The explosive was a half-centimeter thick and covered the entire inside of the casing of the video camera. Safe in its airtight container, it had easily evaded the fluoroscope scan and the trace-scent ‘sniffer’ employed by the security personnel at the compound’s security checkpoint. The characteristic nitrogen signature was contained safely within the airtight camera casing, concealing the airborne nitrogen-compound vapor which would have betrayed the fact that the camera was actually a cleverly disguised bomb, capable of destroying everything within a thirty-foot blast radius.

When the black powder initiator detonated, it created a shockwave that traveled through the Haywire explosive gel at approximately the speed of sound, breaking down the plastic explosive into its constituent molecular parts. The fuel and oxidizer that, until a millisecond earlier had been chemically bonded into an inert material, was set free and instantly recombined to form a gas. The gas rapidly expanded within the enclosed space of the camera housing until, finally, it exploded outward in a massive burst of heat and light, sending millions of fractured shards of metal and plastic into the air, ripping through everything in their path.

* * *

The dull crump of the explosion in the laboratory wing was inaudible over the screams of those sacrificing themselves against the electrified fence, and the yelling of the horrified security personnel as they shouted for the remaining protestors to get back.

In the unattended security booth, a red light suddenly glowed brightly and began flashing insistently on the fire-alarm monitoring board, complemented by the trilling of an audible alarm.

It was all lost to the commotion outside.

Forty-Five

Jim could not remember how he ended up flat on his back in the corridor. The tiled floor was cold against his cheek and he could smell the piney odor of the cleanser the janitor used to clean it.

His head hurt.

There was a deafening ringing in his head, and he could taste the metallic tang of blood in his mouth.

Had he fallen?

His last memory was of heading back to the transmitter room, his hand had been on the handle of the door and then… here he was.

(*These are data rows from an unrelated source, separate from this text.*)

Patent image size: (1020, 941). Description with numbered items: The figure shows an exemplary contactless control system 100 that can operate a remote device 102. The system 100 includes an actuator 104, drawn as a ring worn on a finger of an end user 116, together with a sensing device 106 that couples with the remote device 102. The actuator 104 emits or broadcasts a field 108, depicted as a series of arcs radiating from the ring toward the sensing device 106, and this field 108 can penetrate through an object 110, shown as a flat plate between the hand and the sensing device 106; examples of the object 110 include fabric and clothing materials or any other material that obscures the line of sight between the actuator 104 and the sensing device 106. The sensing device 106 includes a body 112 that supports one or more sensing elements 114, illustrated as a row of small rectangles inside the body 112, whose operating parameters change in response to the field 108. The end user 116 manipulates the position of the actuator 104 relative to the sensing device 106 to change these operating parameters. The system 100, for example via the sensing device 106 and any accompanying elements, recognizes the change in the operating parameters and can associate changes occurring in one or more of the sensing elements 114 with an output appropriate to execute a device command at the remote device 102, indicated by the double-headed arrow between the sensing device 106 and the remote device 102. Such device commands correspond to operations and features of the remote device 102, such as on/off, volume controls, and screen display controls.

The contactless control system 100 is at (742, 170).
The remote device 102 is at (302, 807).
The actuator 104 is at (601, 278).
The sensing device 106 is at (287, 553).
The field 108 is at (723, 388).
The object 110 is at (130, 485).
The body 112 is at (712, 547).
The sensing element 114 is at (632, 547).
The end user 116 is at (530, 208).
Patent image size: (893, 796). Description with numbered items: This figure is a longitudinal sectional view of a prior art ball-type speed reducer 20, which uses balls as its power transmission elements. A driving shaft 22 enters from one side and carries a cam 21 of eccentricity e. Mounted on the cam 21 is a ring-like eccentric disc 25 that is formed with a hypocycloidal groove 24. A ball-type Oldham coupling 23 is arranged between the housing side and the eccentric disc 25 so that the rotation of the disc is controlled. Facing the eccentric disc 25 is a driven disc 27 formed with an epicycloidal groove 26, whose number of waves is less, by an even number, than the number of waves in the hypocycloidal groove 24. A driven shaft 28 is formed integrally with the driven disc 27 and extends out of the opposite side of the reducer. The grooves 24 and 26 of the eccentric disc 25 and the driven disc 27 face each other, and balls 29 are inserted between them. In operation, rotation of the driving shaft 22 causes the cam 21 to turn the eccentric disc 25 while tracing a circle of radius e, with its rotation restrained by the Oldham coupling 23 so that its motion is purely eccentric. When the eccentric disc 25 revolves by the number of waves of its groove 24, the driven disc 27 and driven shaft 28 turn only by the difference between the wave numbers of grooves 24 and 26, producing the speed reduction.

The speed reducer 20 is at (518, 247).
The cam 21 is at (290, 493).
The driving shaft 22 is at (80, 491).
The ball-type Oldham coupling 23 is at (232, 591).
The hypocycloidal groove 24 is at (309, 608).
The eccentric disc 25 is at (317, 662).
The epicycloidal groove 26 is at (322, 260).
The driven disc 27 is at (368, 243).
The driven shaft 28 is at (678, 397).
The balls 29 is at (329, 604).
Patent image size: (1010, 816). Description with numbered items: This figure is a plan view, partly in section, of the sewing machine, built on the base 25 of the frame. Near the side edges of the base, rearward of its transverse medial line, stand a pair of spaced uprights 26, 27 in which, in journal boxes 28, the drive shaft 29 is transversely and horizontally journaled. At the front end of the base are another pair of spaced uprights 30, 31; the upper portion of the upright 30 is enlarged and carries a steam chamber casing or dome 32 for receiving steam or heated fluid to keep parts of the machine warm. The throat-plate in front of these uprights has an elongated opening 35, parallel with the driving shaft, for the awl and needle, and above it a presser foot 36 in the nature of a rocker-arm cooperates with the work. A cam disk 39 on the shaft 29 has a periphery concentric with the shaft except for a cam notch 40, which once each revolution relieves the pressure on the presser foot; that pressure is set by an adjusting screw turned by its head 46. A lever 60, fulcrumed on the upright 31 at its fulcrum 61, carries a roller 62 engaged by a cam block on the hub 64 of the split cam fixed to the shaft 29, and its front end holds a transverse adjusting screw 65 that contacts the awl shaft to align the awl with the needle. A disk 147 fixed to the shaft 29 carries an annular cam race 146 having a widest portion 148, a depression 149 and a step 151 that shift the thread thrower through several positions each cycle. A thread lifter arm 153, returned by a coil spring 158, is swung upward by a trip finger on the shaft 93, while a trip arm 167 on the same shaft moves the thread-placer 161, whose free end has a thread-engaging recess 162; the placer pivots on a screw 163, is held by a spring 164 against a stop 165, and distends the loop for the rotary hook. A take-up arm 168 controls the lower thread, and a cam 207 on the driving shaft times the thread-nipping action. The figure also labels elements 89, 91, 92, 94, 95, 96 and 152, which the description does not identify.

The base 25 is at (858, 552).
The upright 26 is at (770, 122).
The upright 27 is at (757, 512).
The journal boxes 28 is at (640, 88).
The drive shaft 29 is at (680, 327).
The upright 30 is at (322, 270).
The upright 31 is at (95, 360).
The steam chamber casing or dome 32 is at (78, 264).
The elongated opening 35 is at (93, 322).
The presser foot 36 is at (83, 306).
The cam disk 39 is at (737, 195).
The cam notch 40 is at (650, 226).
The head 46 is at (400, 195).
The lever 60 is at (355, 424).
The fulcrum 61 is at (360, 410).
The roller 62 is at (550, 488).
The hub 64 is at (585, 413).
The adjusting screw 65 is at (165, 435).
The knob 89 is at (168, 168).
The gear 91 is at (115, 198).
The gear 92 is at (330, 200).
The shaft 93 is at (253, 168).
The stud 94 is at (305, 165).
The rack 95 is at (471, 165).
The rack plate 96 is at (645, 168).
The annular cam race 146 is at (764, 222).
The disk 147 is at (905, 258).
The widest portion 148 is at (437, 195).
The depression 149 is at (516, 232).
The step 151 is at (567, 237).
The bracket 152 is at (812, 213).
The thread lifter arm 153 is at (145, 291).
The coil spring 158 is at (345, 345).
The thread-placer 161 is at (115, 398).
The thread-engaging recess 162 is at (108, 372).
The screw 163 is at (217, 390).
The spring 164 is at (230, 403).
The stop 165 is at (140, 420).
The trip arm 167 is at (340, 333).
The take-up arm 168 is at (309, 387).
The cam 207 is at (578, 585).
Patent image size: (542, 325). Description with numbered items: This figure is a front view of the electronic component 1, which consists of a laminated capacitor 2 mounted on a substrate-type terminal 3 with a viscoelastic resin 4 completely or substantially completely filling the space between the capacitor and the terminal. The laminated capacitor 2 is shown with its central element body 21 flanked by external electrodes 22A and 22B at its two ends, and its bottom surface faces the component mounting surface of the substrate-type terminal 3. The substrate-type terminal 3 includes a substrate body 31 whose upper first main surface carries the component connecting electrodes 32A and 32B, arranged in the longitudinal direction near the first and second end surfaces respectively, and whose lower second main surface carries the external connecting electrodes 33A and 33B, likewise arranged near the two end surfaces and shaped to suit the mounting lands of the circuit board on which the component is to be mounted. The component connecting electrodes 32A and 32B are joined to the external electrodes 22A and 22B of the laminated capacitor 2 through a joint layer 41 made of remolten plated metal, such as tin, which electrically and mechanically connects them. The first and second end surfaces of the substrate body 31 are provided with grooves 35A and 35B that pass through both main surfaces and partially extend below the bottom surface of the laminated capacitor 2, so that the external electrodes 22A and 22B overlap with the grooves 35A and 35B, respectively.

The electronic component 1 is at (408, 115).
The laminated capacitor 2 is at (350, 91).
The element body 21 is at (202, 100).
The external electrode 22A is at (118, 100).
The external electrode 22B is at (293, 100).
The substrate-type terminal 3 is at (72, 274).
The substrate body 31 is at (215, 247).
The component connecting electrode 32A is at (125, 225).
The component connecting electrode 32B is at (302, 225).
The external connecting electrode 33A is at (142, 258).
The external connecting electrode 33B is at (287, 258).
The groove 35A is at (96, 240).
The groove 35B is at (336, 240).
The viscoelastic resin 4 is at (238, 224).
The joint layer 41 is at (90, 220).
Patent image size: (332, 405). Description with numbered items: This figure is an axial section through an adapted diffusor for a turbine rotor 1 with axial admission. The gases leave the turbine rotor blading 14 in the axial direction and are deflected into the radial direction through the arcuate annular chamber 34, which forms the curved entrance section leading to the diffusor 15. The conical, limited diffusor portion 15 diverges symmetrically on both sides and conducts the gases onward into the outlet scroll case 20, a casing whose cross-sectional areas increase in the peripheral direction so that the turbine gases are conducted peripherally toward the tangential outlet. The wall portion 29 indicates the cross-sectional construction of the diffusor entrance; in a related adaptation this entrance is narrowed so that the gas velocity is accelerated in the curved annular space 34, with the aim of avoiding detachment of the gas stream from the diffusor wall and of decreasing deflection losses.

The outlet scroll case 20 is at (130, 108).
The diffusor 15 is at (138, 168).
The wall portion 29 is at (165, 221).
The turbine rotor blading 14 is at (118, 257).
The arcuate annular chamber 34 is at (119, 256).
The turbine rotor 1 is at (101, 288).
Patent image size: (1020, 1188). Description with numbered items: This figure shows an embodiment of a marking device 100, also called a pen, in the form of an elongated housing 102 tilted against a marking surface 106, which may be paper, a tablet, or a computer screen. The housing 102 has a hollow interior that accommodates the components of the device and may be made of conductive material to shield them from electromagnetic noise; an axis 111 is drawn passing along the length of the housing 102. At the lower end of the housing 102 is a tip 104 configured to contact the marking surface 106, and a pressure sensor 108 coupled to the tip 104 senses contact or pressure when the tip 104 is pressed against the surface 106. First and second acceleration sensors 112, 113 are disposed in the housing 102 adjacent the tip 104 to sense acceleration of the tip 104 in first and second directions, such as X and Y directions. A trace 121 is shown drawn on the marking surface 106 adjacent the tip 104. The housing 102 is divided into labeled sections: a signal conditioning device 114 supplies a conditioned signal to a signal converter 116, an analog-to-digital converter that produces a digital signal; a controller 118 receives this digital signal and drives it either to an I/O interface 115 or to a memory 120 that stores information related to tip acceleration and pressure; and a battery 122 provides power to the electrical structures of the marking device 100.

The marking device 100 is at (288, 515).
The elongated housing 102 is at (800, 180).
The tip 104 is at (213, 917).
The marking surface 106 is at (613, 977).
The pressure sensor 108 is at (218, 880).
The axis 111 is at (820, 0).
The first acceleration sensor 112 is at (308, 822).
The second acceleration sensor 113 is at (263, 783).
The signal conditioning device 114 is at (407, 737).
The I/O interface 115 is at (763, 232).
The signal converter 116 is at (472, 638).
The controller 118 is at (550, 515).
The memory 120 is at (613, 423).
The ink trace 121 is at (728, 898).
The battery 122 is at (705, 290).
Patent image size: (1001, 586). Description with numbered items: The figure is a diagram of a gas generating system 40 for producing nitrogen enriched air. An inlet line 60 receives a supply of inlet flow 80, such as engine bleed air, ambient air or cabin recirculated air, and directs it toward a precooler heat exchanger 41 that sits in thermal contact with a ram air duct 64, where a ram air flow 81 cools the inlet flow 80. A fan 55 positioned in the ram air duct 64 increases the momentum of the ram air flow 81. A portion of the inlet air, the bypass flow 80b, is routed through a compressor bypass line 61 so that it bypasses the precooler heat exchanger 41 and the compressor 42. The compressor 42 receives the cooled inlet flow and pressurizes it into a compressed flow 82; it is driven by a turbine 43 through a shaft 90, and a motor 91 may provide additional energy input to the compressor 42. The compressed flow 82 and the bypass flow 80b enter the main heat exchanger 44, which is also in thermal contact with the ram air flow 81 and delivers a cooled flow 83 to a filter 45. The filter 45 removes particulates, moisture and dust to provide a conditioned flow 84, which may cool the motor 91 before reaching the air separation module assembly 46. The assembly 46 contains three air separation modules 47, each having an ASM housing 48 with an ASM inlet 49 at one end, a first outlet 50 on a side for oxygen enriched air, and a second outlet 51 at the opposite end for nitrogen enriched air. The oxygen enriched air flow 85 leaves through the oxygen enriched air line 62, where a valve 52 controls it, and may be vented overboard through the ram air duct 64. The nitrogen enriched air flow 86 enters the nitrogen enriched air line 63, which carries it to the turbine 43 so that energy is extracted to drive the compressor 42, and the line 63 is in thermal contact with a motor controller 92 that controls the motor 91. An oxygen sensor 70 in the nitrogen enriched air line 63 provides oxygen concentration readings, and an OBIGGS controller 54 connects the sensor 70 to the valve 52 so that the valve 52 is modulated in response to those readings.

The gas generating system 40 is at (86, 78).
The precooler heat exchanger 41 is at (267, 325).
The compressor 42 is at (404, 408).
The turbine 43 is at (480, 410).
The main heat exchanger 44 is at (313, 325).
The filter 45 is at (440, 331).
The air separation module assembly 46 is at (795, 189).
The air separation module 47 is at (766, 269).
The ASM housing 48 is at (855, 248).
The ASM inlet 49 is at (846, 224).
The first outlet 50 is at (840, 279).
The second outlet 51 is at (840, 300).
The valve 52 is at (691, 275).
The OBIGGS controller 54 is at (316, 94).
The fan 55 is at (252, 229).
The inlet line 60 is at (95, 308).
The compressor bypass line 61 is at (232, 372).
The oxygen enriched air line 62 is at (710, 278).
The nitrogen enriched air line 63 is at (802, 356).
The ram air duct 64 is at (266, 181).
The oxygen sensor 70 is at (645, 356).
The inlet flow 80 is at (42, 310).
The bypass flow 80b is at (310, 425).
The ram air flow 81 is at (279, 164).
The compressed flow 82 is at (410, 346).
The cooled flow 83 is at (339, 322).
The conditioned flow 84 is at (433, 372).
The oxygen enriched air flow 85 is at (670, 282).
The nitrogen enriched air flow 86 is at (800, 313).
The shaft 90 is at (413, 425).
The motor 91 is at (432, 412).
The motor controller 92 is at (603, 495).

Maybe if he opened his eyes?

The door he had been about to open now lay on its side, blown from all but one of its hinges. It looked like a broken tooth dangling from a crooked mouth. No—wait—it looked like a broken tooth dangling from the mouth of a dragon, because a white acrid smoke was pouring through the open doorway.

The pallid white fingers of smoke crept towards him from the open gash of the doorway. Alarm bells rang somewhere, too. They became louder as the noise in his head subsided.

Jim’s senses and memory suddenly came flooding back. He felt himself abruptly become aware of what was happening, almost like the reverse action of a drain where the dirty water of his memory and senses rushed back up the pipe to fill his mind instead of emptying away.